Jaisal Pastakia, investment manager at Heartwood Investment Management, said the German GDP result was not a major concern. "Contrary to some investors, we read the recent data differently. Importantly, seasonal factors influenced the second quarter data, so a pull-back in activity should have been expected. First quarter growth was unusually strong as benign weather conditions boosted construction activity, especially in Germany," Pastakia said.
However, European markets haven't taken the news so optimistically. The CAC 40 trades down 0.5% and the DAX down 0.4%.
UK PMI results for August were equally disappointing, coming in at 52.5, missing the consensus of 55.0 and down from 54.8. This news sent the pound tumbling against the dollar and now trades at USD1.6620.
UK mortgage approvals provided more evidence of a slowdown in the UK housing market. The figure for July totalled 66,569, compared to 67,085 in June. It was forecast to fall to 66,000. Meanwhile, housebuilder Berkeley Group Holdings said that since the start of its current financial year, the UK housing market has reverted to normal transactions levels from the high point in 2013,
On the London Stock Exchange, Perform Group has soared to the top of the FTSE 250, with its shares gaining 27%. The digital media company urged its shareholders to take no action after the US's Access Industries Group made a final cash offer to acquire all of the shares in the company it does not already own for 260 pence per share, valuing the company at GBP701.6 million. Perform reiterated its confidence in its standalone strategy and growth prospects, and said it remains focussed on "delivering significant value for all shareholders".
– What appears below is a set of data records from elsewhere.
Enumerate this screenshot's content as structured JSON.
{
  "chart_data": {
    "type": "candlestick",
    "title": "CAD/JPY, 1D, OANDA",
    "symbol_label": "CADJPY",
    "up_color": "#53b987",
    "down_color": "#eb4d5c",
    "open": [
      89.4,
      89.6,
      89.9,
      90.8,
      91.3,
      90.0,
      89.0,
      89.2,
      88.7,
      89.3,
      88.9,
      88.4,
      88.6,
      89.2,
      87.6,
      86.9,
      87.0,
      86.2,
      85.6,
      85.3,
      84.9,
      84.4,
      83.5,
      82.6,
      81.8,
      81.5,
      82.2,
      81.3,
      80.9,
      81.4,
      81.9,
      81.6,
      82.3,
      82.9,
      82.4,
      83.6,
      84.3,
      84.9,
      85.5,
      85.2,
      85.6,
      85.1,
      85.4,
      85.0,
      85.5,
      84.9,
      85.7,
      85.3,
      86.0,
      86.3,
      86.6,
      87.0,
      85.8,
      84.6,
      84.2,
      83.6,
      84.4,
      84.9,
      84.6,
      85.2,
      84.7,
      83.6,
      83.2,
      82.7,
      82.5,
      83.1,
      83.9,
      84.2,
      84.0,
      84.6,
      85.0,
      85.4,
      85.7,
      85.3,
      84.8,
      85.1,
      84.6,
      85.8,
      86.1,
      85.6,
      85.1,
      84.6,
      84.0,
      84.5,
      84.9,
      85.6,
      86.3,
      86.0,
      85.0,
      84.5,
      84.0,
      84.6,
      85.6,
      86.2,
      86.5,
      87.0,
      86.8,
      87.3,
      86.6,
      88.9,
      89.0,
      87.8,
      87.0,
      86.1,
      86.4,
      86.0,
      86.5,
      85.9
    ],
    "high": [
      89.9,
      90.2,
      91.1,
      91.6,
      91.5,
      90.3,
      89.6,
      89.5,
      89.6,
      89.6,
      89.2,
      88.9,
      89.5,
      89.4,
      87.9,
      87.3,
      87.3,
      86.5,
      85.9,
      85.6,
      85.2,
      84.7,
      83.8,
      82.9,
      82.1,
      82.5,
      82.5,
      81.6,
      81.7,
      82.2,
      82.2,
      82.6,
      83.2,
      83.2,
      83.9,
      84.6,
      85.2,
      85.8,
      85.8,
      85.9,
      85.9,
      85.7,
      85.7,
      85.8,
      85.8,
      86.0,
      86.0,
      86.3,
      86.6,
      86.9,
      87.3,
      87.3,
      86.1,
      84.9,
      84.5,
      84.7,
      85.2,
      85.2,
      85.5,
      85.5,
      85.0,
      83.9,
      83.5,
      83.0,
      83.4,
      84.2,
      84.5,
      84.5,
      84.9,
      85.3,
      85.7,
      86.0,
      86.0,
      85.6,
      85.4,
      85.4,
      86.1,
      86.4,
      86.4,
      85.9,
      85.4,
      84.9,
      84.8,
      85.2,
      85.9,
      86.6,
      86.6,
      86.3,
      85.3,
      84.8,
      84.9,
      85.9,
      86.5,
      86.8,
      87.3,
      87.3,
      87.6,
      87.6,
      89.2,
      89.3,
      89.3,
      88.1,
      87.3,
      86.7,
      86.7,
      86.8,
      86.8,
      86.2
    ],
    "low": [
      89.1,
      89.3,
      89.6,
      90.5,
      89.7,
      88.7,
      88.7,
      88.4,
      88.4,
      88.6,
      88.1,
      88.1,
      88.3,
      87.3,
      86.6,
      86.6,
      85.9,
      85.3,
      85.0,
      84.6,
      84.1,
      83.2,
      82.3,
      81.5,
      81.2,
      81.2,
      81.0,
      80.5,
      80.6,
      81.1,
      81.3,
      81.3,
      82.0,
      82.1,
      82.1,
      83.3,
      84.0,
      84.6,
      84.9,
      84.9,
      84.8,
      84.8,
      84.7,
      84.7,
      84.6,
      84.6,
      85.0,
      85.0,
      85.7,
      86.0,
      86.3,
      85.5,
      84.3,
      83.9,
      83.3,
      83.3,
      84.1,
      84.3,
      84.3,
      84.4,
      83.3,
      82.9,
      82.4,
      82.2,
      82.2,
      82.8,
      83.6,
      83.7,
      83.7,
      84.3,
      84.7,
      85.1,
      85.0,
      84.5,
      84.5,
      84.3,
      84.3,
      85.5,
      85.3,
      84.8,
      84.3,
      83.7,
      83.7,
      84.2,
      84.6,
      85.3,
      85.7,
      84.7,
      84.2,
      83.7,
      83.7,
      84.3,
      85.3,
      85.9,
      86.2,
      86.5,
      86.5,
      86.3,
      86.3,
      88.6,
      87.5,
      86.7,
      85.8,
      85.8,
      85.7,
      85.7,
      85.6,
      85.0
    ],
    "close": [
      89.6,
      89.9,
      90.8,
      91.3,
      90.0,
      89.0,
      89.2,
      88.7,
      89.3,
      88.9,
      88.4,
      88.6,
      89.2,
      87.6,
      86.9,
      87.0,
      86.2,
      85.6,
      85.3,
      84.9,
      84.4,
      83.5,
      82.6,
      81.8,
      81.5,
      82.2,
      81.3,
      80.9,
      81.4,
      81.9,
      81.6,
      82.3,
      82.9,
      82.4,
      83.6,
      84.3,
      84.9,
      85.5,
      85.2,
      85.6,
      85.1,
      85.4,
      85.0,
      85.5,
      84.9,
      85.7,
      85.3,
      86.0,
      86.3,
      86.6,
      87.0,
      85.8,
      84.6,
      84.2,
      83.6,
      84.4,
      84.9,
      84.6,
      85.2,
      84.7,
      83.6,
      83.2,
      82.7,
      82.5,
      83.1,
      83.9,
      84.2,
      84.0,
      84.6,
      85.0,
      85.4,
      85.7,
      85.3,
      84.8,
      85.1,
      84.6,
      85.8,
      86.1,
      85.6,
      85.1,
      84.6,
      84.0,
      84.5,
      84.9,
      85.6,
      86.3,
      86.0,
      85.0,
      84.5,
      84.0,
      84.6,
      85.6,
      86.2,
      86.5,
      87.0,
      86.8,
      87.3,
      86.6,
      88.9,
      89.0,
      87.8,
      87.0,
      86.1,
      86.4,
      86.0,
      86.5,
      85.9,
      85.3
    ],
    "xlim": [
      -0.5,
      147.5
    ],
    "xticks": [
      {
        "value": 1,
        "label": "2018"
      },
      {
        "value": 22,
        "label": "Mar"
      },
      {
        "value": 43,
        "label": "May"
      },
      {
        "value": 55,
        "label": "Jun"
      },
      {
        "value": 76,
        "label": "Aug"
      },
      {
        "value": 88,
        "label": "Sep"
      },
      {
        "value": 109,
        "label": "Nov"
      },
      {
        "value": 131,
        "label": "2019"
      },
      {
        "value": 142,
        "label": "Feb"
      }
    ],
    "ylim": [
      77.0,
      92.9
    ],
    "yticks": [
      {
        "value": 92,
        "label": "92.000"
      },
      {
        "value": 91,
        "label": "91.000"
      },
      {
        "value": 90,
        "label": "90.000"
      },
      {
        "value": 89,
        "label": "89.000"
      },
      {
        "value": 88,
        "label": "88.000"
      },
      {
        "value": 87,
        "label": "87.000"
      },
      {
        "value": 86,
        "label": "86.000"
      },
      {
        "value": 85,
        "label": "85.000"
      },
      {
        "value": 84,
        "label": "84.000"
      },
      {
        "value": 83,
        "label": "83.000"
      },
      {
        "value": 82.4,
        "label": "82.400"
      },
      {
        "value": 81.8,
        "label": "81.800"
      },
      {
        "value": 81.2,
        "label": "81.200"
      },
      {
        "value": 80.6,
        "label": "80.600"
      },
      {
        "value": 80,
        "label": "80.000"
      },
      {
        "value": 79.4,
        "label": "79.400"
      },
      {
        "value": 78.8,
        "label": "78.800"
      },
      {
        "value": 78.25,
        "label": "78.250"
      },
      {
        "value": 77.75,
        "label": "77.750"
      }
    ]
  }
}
Meanwhile, shares in Tesco, and other UK grocers, continue to be amongst the heaviest FTSE 100 fallers on the back of last week's news of a cut in profit expectations by the company. Major shareholder, David Herro, told the Sunday Telegraph he has cut his investment from around 3% to 1% due to the absence of a clear strategy. The company's shares are down 1.8%.
Also Monday morning, Exane BNP has cut its price target for Tesco, Sainsbury's, Morrisons and Ocado, while also downgrading Ocado to Underperform from Neutral.